Working at the intersection of healthcare and health insurance, I am often asked, “Is there anything we can do to improve outcomes and reduce expenses?”
My reply is always the same: “Only one strategy consistently achieves better care and lower cost: primary care.”
We are failing as benefits consultants and fiduciaries when our plans do not make primary care easily accessible and highly incentivized. In fact, the lack of primary care is highly correlated to most high-cost claimants.

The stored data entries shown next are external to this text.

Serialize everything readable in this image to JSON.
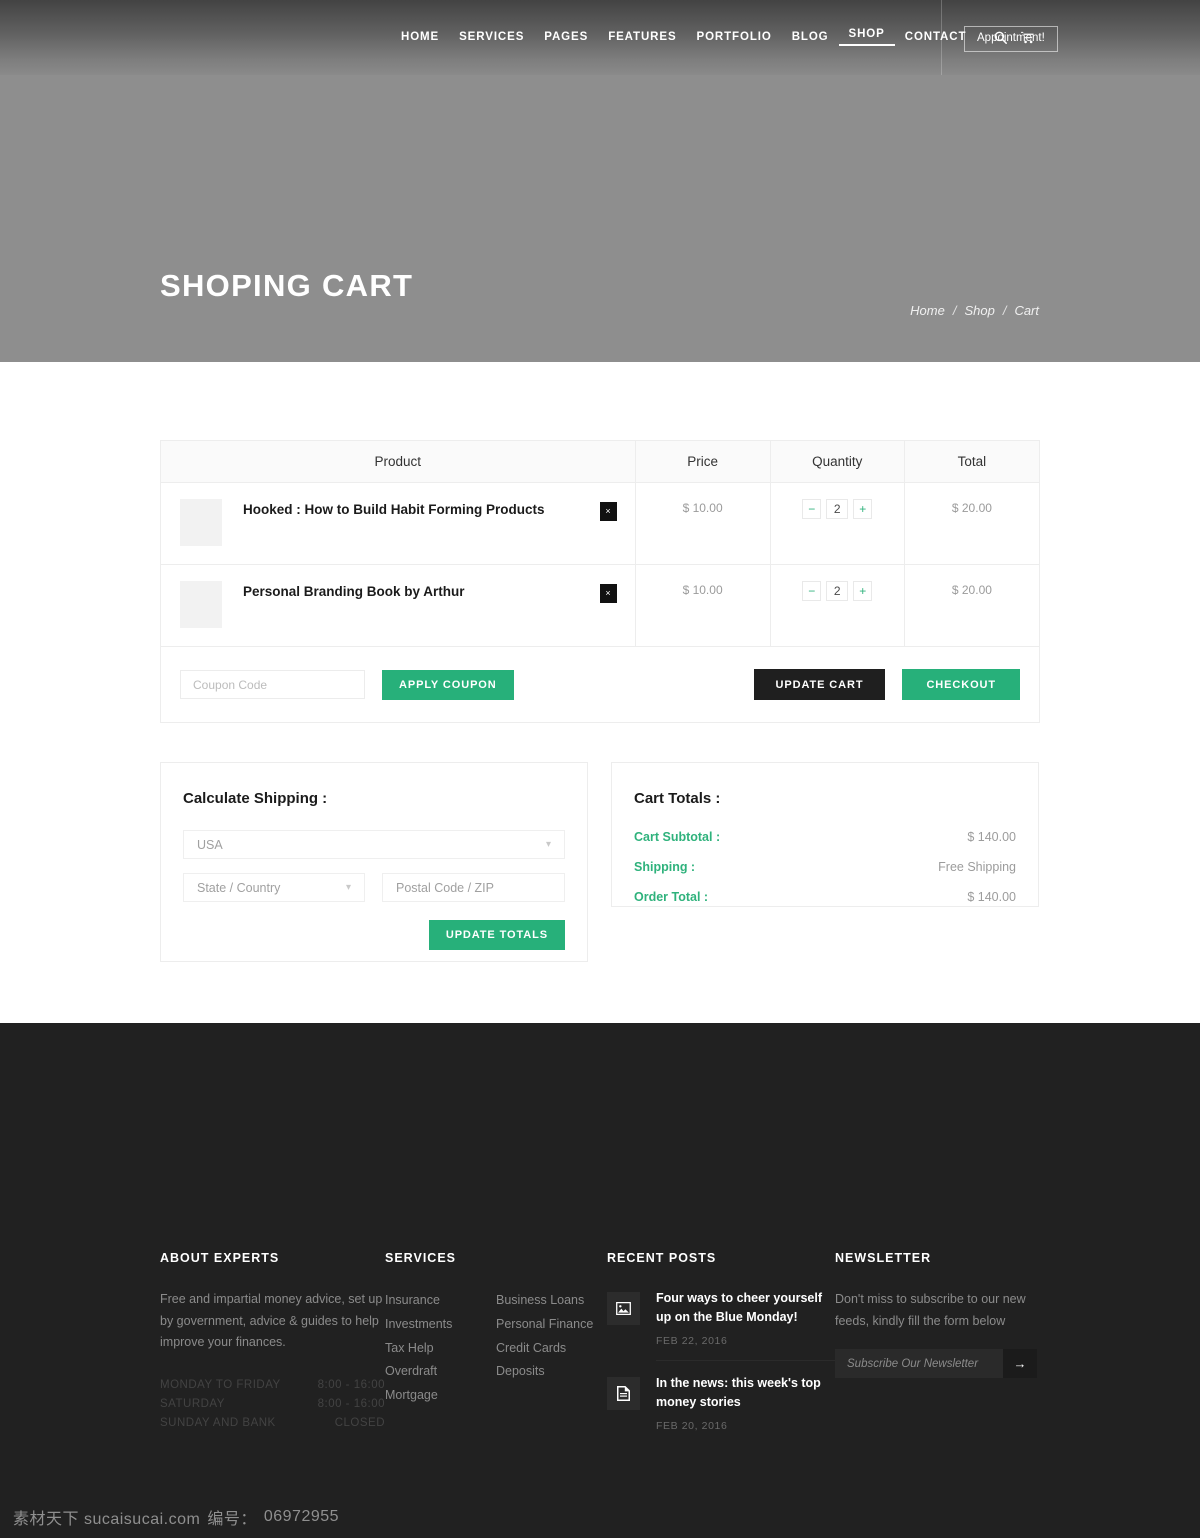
{
  "header": {
    "nav": [
      {
        "label": "HOME",
        "active": false
      },
      {
        "label": "SERVICES",
        "active": false
      },
      {
        "label": "PAGES",
        "active": false
      },
      {
        "label": "FEATURES",
        "active": false
      },
      {
        "label": "PORTFOLIO",
        "active": false
      },
      {
        "label": "BLOG",
        "active": false
      },
      {
        "label": "SHOP",
        "active": true
      },
      {
        "label": "CONTACT",
        "active": false
      }
    ],
    "search_icon": "search-icon",
    "cart_icon": "cart-icon",
    "appointment_label": "Appointment!"
  },
  "hero": {
    "title": "SHOPING CART",
    "breadcrumb": [
      {
        "label": "Home"
      },
      {
        "label": "Shop"
      },
      {
        "label": "Cart"
      }
    ],
    "separator": "/"
  },
  "cart": {
    "columns": [
      "Product",
      "Price",
      "Quantity",
      "Total"
    ],
    "items": [
      {
        "name": "Hooked : How to Build Habit Forming Products",
        "price": "$ 10.00",
        "quantity": "2",
        "total": "$ 20.00",
        "remove_label": "×",
        "decrement_label": "−",
        "increment_label": "+"
      },
      {
        "name": "Personal Branding Book by Arthur",
        "price": "$ 10.00",
        "quantity": "2",
        "total": "$ 20.00",
        "remove_label": "×",
        "decrement_label": "−",
        "increment_label": "+"
      }
    ],
    "coupon_placeholder": "Coupon Code",
    "coupon_value": "",
    "apply_coupon_label": "APPLY COUPON",
    "update_cart_label": "UPDATE CART",
    "checkout_label": "CHECKOUT"
  },
  "shipping": {
    "title": "Calculate Shipping :",
    "country_value": "USA",
    "state_value": "State / Country",
    "postal_placeholder": "Postal Code / ZIP",
    "postal_value": "",
    "update_totals_label": "UPDATE TOTALS"
  },
  "totals": {
    "title": "Cart Totals :",
    "rows": [
      {
        "label": "Cart Subtotal :",
        "value": "$ 140.00"
      },
      {
        "label": "Shipping :",
        "value": "Free Shipping"
      },
      {
        "label": "Order Total :",
        "value": "$ 140.00"
      }
    ]
  },
  "footer": {
    "about": {
      "heading": "ABOUT EXPERTS",
      "text": "Free and impartial money advice, set up by government, advice & guides to help improve your finances.",
      "hours": [
        {
          "day": "MONDAY TO FRIDAY",
          "time": "8:00 - 16:00"
        },
        {
          "day": "SATURDAY",
          "time": "8:00 - 16:00"
        },
        {
          "day": "SUNDAY AND BANK",
          "time": "CLOSED"
        }
      ]
    },
    "services": {
      "heading": "SERVICES",
      "list_left": [
        "Insurance",
        "Investments",
        "Tax Help",
        "Overdraft",
        "Mortgage"
      ],
      "list_right": [
        "Business Loans",
        "Personal Finance",
        "Credit Cards",
        "Deposits"
      ]
    },
    "posts": {
      "heading": "RECENT POSTS",
      "items": [
        {
          "title": "Four ways to cheer yourself up on the Blue Monday!",
          "date": "FEB 22, 2016",
          "icon": "image-icon"
        },
        {
          "title": "In the news: this week's top money stories",
          "date": "FEB 20, 2016",
          "icon": "document-icon"
        }
      ]
    },
    "newsletter": {
      "heading": "NEWSLETTER",
      "text": "Don't miss to subscribe to our new feeds, kindly fill the form below",
      "placeholder": "Subscribe Our Newsletter",
      "value": "",
      "submit_label": "→"
    }
  },
  "watermark": {
    "site": "素材天下 sucaisucai.com",
    "code_label": "编号：",
    "code": "06972955"
  },
  "colors": {
    "accent_green": "#27b07a",
    "dark": "#1f1f1f",
    "footer_bg": "#212121",
    "hero_bg": "#8e8e8e"
  }
}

In this blog, we’re going to cover the 4 main types of primary care: Primary Care Provider (PCP), Direct Primary Care (DPC), Advanced Primary Care (APC), and (Virtual Primary Care).
This is the traditional way a patient accesses care through an in-network PCP. PCP providers often work for a hospital system, meaning that they are responsible for many patients—in fact, it’s not unusual for a PCP to be responsible for over 2,000 patients. PCPs often see over 20 patients per day—and that is why they often spend less than 10 minutes with each patient. Their billing method is Fee for Service (FFS). This means that they have codes for everything, and patients are charged a fee for each service. Needless to say, burnout rates for PCP providers are incredibly high.
The DPC Provider is a challenger to the more traditional PCP model. DPC providers do not participate in the complex insurance transactions driven by FFS. Instead, they charge a flat monthly rate regardless of the services rendered.
The monthly cost for DPC is highly correlated to the location, with rural clinics at about half the cost of inner-city locations. In 2023, the price range is $60 to $120 Per Member Per Month (PMPM), with an average of about $75 PMPM. Typically, the plan pays 100% of this cost in exchange for their members receiving about 80% of their healthcare needs from their DPC. In the best arrangements, the DPC refers back to a care coordinator or nurse navigator for anything that they cannot provide like imaging, surgeries, physical therapy, etc.
DPC Providers typically have fewer than 500 patients, allowing them to spend more time with each than their PCP counterparts.
APC evolved out of the DPC model and adds one very important difference: assumption of risk. With a true APC arrangement, the provider organization assumes some portion of cost above a predetermined amount. In other words, they “go at risk” with the client’s health plan. This aligns the primary care providers with the group so they are truly working to improve outcomes and reduce costs. If the group performs better than the expected, (or benchmarked) amount, then they share in the savings. This rewards the APC providers that have engaged with the members and reduced the cost of care for both the employee and the plan.
VPC is a more recent service that blends primary care with telehealth. Unlike Teladoc and other services, true VPC features the same provider for the patient. There are obvious limitations for VPC given the fact that the doctor and patient are not in the same location, but the convenience and low cost are appealing to many patients who don’t need to see a doctor in-person very often. The cost for VPC is typically $10 to $15 per month.
As you can see, the types of primary care vary in methodology and cost but share the common goal of providing consistent care to those in need. A lack of primary care has a direct correlation to higher healthcare costs, which makes one thing clear: any type of primary care is far better than none at all.